What to Remember for Interviews
When explaining streaming and latency optimization, tell the story in order:
- Streaming converts wall-clock time into perceived speed: The user sees the first token quickly even if total generation is the same. SSE is the simplest protocol for web streaming.
- TTFT and generation speed are separate metrics: TTFT depends on prompt size, provider queueing, and prefix caching. Generation speed depends on model size, batching, and speculative decoding. Optimize the metric that matters for your use case.
- TTFT optimization starts with prompt size: Shorter prompts prefill faster. Cache the stable prefix. Trim retrieval results aggressively. Do not pay the prefill cost for tokens the user does not need.
- KV cache is the memory bottleneck: It scales with context length, batch size, and model dimensions. PagedAttention reduces fragmentation. Memory-based admission control prevents OOM failures.
- Continuous batching is the standard for serving: It improves GPU utilization by 2-3x over static batching. But respect latency budgets — set maximum queue timeouts for interactive features.
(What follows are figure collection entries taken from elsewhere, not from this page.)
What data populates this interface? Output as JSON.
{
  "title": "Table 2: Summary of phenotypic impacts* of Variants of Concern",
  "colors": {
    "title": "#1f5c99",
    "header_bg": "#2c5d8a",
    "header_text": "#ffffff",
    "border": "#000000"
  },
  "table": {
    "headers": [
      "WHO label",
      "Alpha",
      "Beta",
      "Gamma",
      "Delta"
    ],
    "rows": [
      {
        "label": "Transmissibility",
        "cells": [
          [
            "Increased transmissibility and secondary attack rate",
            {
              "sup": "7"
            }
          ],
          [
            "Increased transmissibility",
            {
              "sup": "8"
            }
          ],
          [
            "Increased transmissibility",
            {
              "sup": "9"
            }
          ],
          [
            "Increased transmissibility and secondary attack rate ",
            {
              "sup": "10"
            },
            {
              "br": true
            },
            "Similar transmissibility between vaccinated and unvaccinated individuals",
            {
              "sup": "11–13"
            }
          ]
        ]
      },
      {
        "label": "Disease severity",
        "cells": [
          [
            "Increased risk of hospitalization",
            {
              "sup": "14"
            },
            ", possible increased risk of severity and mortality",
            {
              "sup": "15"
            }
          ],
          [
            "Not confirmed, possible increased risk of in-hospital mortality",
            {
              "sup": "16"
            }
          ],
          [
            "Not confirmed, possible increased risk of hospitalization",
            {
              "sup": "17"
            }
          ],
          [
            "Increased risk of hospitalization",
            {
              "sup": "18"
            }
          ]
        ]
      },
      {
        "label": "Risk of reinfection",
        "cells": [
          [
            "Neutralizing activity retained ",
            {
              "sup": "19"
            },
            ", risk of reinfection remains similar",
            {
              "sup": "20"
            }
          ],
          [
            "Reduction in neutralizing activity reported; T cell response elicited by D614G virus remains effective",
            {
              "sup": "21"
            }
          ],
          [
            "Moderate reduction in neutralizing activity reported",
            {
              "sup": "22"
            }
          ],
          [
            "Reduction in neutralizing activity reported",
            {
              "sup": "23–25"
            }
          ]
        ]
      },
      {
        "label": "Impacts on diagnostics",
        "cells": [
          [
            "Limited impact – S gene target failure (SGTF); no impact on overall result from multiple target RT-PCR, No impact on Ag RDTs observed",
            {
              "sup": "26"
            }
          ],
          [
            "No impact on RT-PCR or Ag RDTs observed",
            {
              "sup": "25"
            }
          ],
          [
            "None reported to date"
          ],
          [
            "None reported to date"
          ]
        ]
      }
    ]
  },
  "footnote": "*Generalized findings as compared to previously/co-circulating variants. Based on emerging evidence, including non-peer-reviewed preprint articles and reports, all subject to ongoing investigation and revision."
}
- Speculative decoding reduces generation latency when draft acceptance is high: The draft model must align with the target model. Simple, predictable tasks benefit most.
- UX patterns reduce perceived latency: Streaming, progress indicators, cancel buttons, and concise defaults all make the system feel faster without changing the backend.
- Cancel propagation saves money: When the user disconnects, stop generation. Every token generated after the user leaves is wasted spend.
Practice: Design a streaming chat API for a RAG assistant that answers billing questions. Your TTFT budget is 500ms, total latency budget is 5s. Include retrieval timing, SSE events (status, token, citation, done), cancellation with provider propagation, timeout handling, and metrics for TTFT, TPOT, and total latency per request.